Lady in a Fur Wrap is an oil painting now generally attributed to Alonso Sánchez Coello, dated to 1577-1579 and now held at the Pollok House in Glasgow.

Description
Against a dark background a young woman gazes at the viewer, dressed in a fur robe covering the rest of her dress. A fine transparent veil covers her head, and vaguely a necklace can be seen that she is wearing underneath it. The robe falls into darkness behind its fur lining, that may be ermine or lynx. The painting is unsigned but has traditionally been attributed to El Greco since it was in the Spanish gallery of French king Louis Philippe I and hung at the Louvre.
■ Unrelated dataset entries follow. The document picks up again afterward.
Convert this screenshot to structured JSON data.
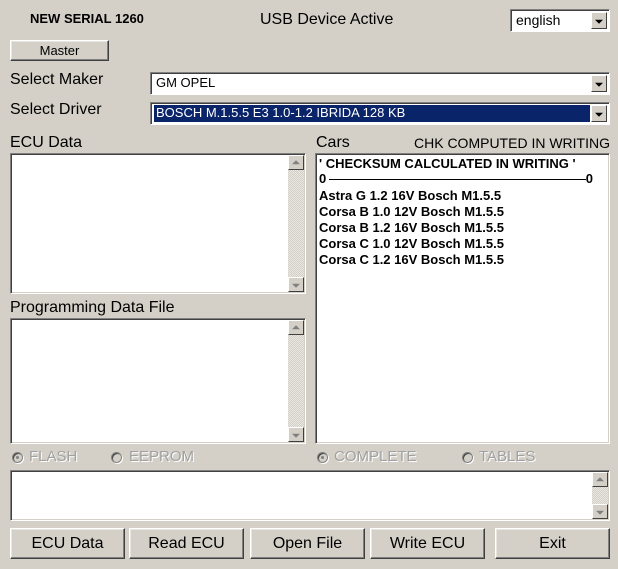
{
  "header": {
    "serial": "NEW SERIAL 1260",
    "status": "USB Device Active",
    "language": "english"
  },
  "master_button": "Master",
  "maker": {
    "label": "Select Maker",
    "value": "GM OPEL"
  },
  "driver": {
    "label": "Select Driver",
    "value": "BOSCH M.1.5.5 E3  1.0-1.2 IBRIDA 128 KB"
  },
  "ecu_data": {
    "label": "ECU Data"
  },
  "programming_file": {
    "label": "Programming Data File"
  },
  "cars": {
    "label": "Cars",
    "checksum_status": "CHK COMPUTED IN WRITING",
    "header_line": "' CHECKSUM CALCULATED IN WRITING '",
    "range_start": "0",
    "range_end": "0",
    "items": [
      "Astra G 1.2 16V Bosch M1.5.5",
      "Corsa B 1.0 12V Bosch M1.5.5",
      "Corsa B 1.2 16V Bosch M1.5.5",
      "Corsa C 1.0 12V Bosch M1.5.5",
      "Corsa C 1.2 16V Bosch M1.5.5"
    ]
  },
  "memory_type": {
    "options": [
      "FLASH",
      "EEPROM"
    ],
    "selected": "FLASH"
  },
  "write_mode": {
    "options": [
      "COMPLETE",
      "TABLES"
    ],
    "selected": "COMPLETE"
  },
  "buttons": {
    "ecu_data": "ECU Data",
    "read_ecu": "Read ECU",
    "open_file": "Open File",
    "write_ecu": "Write ECU",
    "exit": "Exit"
  },
  "colors": {
    "window_bg": "#d4d0c8",
    "selection_bg": "#0a246a",
    "disabled_text": "#a0a0a0"
  }
}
It was purchased by Sir William Stirling-Maxwell at the king's estate sale of his Spanish Gallery in 1853. It was bequeathed to the city of Glasgow along with Pollok House by his heirs in 1966.

The painting's attribution has been brought into question and some, such as art historian Maria Kusche, have claimed it is by Sofonisba Anguissola. The sitter is also unknown, but considering the painting's royal provenance, the value of the fur and the jeweled necklace, various guesses have been made based on her widow's peak that it could be someone from Philip II's royal family.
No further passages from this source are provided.